A distressing new baby food study has been making the rounds on the internet the last week or two, and we’re here to separate fact from fiction. The Clean Label Project is a non-profit organization that fights for “transparent labeling” on baby food products. They recently tested 500+ baby food products, and found that “65% of products tested positive for arsenic, 36% for lead, 58% for cadmium and 10% for acrylamide.” These are toxins are of course of great concern for new mothers and their little bundles of joy. Over the years, arsenic has been linked to “developmental defects, cardiovascular disease, neurotoxicity, diabetes and even cancer, according to the World Health Organization.”

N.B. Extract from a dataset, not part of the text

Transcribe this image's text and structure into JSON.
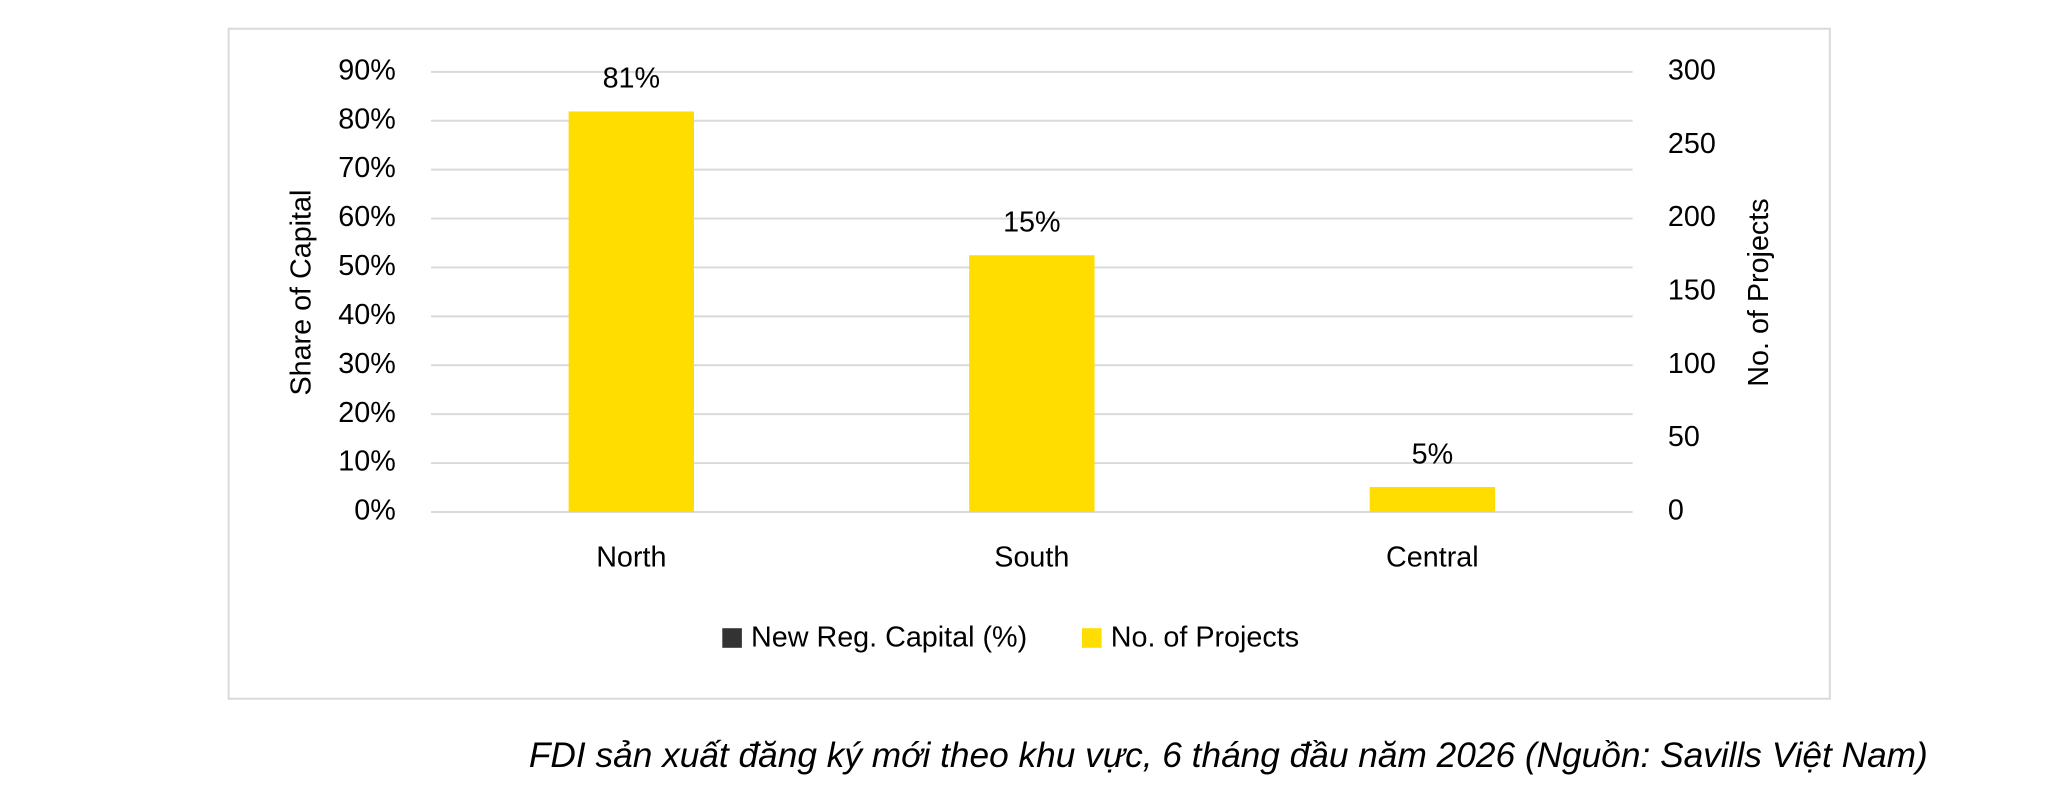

According to the study, arsenic was the toxin most commonly found in the products tested. Arsenic was detected in a staggering 80% of the products tested. Rice snack puffs seem to be of the biggest concern, as they had “some of the highest levels of arsenic.” The FDA’s had hoped to limit arsenic in puffed rice treats to 100 parts per billion, but it’s unclear at this time if they’re actually enforcing it.

Arsenic wasn’t the only concerning chemical found. Researchers also detected varying levels of lead and BPA. What’s may be most concerning is that are a large number of these products were specifically not marketed as not containing chemicals, with 60% of the product being labeled as “BPA free”.

As disturbing as the news of this study is, questions do remain. Most important of them being, “Is this study accurate?” That’s the question on everyone’s mind because the study was not published in a peer-reviewed journal, and the data and methods used were not provided.

Ultimately, while questions remain it’s more important than ever for us to not only read labels, but to ask questions. Ask the store associate, ask the product manufacturer, and we should even be asking questions of the researchers completing studies.